With no family support, no friends, no finance, no confidence, and often feeling isolated, many migrant women feel totally alone and do not know where to go for help. One woman who came without her husband’s permission to a workshop I ran on domestic abuse told me she was not allowed to go out on her own, even to buy food for her three-year-old son. She had to wait for her husband to come back from work and go with him.
One woman said she had to accept the situation because her husband had sponsored her visa
This woman said her husband would punish her if he found out she had attended the workshop. She felt she had no choice but to accept the situation because he had sponsored her visa; if she didn’t do what he said, he could send her home.
It is shocking that almost 2 million people a year in England and Wales – 1.2 million women and 713,000 men – experience domestic abuse, and that two women in England are killed by a partner or ex-partner every week. But an even greater number of people experience abuse without reporting it – and many of them are migrant women.
In my PhD research study on the experiences of migrant women who had experienced of domestic violence in the UK, all the participants had migrated, when they were over 18, to the UK in the past 20 years and were separated or divorced because of domestic violence. I also run workshops for Solace Women’s Aid, a charity that last year supported more than 10,000 women and children affected by domestic and sexual abuse.
Domestic abuse is not limited by borders, culture, class, education or migration status. But there is now considerable evidence to show that migrant women, women of colour and women with low income are often at higher risk of domestic abuse. Of this group, migrant women, in particular, are far less likely to seek support.
Most of the women I speak to blame themselves, feel ashamed and are reluctant to share what has happened (or is happening) to them. This is not unique to them, but several studies have shown that migration is a stressful and traumatic experience, and that factors such as not speaking the local language and a lack of family and social support puts these women at higher risk of domestic violence.
When migration law gives a spouse control over the immigration status of family members, it forces many women to endure violence, as they are too afraid to seek help. The perpetrators reinforce their power by using women’s immigration status to threaten them.
The six stages of domestic violence
Sociologist Liz Kelly, professor of sexualised violence at London Metropolitan University, has identified six stages of domestic violence.
At the beginning, women try to manage the situation and hide it. They hope their partner will change.
By the second stage, when they realise he (and it is often men) will not change, they blame themselves and find excuses for him, saying he is stressed, or working hard, or they themselves need to be better. This distorts their reality – women do not perceive the behaviour as abuse, but believe they have marriage problems. Many women from developing countries see this as normal behaviour.
At the third stage, women recognise the abuse and understand it is serious. In my research, I have found that migrant women arrive late to this stage, often when their children start school and they break their isolation by meeting other parents.
By now, many women will start to make plans to find a way out. Again, at this stage, migrant women face challenges. Many don’t have anywhere to go. It’s not until women see a real threat to their lives or those of their children that they reach stage five and decide to end the relationship and flee.

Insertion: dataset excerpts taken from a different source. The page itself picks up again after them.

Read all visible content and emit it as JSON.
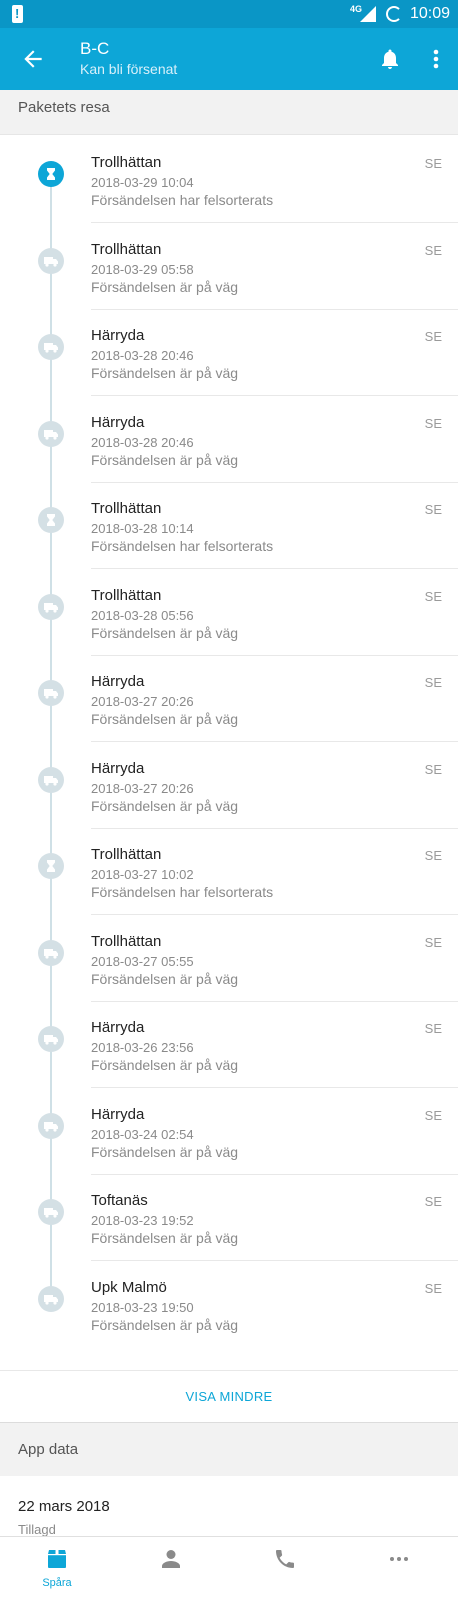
{
  "status_bar": {
    "network": "4G",
    "time": "10:09"
  },
  "header": {
    "title": "B-C",
    "subtitle": "Kan bli försenat",
    "bar_color": "#0da6d7"
  },
  "journey": {
    "section_title": "Paketets resa",
    "events": [
      {
        "city": "Trollhättan",
        "date": "2018-03-29 10:04",
        "message": "Försändelsen har felsorterats",
        "country": "SE",
        "icon": "hourglass-icon",
        "active": true
      },
      {
        "city": "Trollhättan",
        "date": "2018-03-29 05:58",
        "message": "Försändelsen är på väg",
        "country": "SE",
        "icon": "truck-icon"
      },
      {
        "city": "Härryda",
        "date": "2018-03-28 20:46",
        "message": "Försändelsen är på väg",
        "country": "SE",
        "icon": "truck-icon"
      },
      {
        "city": "Härryda",
        "date": "2018-03-28 20:46",
        "message": "Försändelsen är på väg",
        "country": "SE",
        "icon": "truck-icon"
      },
      {
        "city": "Trollhättan",
        "date": "2018-03-28 10:14",
        "message": "Försändelsen har felsorterats",
        "country": "SE",
        "icon": "hourglass-icon"
      },
      {
        "city": "Trollhättan",
        "date": "2018-03-28 05:56",
        "message": "Försändelsen är på väg",
        "country": "SE",
        "icon": "truck-icon"
      },
      {
        "city": "Härryda",
        "date": "2018-03-27 20:26",
        "message": "Försändelsen är på väg",
        "country": "SE",
        "icon": "truck-icon"
      },
      {
        "city": "Härryda",
        "date": "2018-03-27 20:26",
        "message": "Försändelsen är på väg",
        "country": "SE",
        "icon": "truck-icon"
      },
      {
        "city": "Trollhättan",
        "date": "2018-03-27 10:02",
        "message": "Försändelsen har felsorterats",
        "country": "SE",
        "icon": "hourglass-icon"
      },
      {
        "city": "Trollhättan",
        "date": "2018-03-27 05:55",
        "message": "Försändelsen är på väg",
        "country": "SE",
        "icon": "truck-icon"
      },
      {
        "city": "Härryda",
        "date": "2018-03-26 23:56",
        "message": "Försändelsen är på väg",
        "country": "SE",
        "icon": "truck-icon"
      },
      {
        "city": "Härryda",
        "date": "2018-03-24 02:54",
        "message": "Försändelsen är på väg",
        "country": "SE",
        "icon": "truck-icon"
      },
      {
        "city": "Toftanäs",
        "date": "2018-03-23 19:52",
        "message": "Försändelsen är på väg",
        "country": "SE",
        "icon": "truck-icon"
      },
      {
        "city": "Upk Malmö",
        "date": "2018-03-23 19:50",
        "message": "Försändelsen är på väg",
        "country": "SE",
        "icon": "truck-icon"
      }
    ],
    "show_less_label": "VISA MINDRE"
  },
  "app_data": {
    "section_title": "App data",
    "added_date": "22 mars 2018",
    "added_label": "Tillagd"
  },
  "bottom_nav": {
    "items": [
      {
        "label": "Spåra",
        "icon": "package-icon",
        "active": true
      },
      {
        "label": "",
        "icon": "person-icon"
      },
      {
        "label": "",
        "icon": "phone-icon"
      },
      {
        "label": "",
        "icon": "more-horizontal-icon"
      }
    ]
  }
}
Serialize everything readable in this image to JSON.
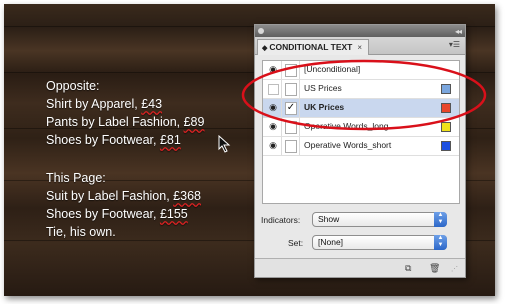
{
  "copy": {
    "opposite_heading": "Opposite:",
    "opposite_lines": [
      {
        "prefix": "Shirt by Apparel, ",
        "price": "£43"
      },
      {
        "prefix": "Pants by Label Fashion, ",
        "price": "£89"
      },
      {
        "prefix": "Shoes by Footwear, ",
        "price": "£81"
      }
    ],
    "this_page_heading": "This Page:",
    "this_page_lines": [
      {
        "prefix": "Suit by Label Fashion, ",
        "price": "£368"
      },
      {
        "prefix": "Shoes by Footwear, ",
        "price": "£155"
      }
    ],
    "tie_line": "Tie, his own."
  },
  "panel": {
    "tab_label": "CONDITIONAL TEXT",
    "conditions": [
      {
        "label": "[Unconditional]",
        "visible": true,
        "checked": false,
        "color": ""
      },
      {
        "label": "US Prices",
        "visible": false,
        "checked": false,
        "color": "#7aa6de"
      },
      {
        "label": "UK Prices",
        "visible": true,
        "checked": true,
        "color": "#e8462b",
        "selected": true
      },
      {
        "label": "Operative Words_long",
        "visible": true,
        "checked": false,
        "color": "#f0e21a"
      },
      {
        "label": "Operative Words_short",
        "visible": true,
        "checked": false,
        "color": "#1d4fe0"
      }
    ],
    "indicators_label": "Indicators:",
    "indicators_value": "Show",
    "set_label": "Set:",
    "set_value": "[None]"
  },
  "colors": {
    "annotation": "#d9101a",
    "selection": "#c9d7ee"
  }
}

This stage is often complicated because it does not mean the end of abuse. Even when women find a way to escape, they still feel threatened by their abusers. Sometimes the perpetrators find them, even at refuges. Many perpetrators keep texting or use charm to convince their partners to return. Women often go through repeated relapses before abuse ends for good.
The final stage is the end of the abuse. This can often feel like an illusion, particularly for women who need to keep in touch with the perpetrator for the sake of their children, and who must continue to manage an abusive relationship of the past.
I have found that migrant women feel they get valuable support from the police and charities, but not enough from local authorities. More also needs to be done by community leaders to reach out to women who are more isolated. Many community leaders in this country are sceptical about the scale of the problem, even when statistics confirm how widespread this issue is. We all need to be more aware, more responsible and more receptive to the signs of domestic abuse. And we need to be ready to provide the help needed.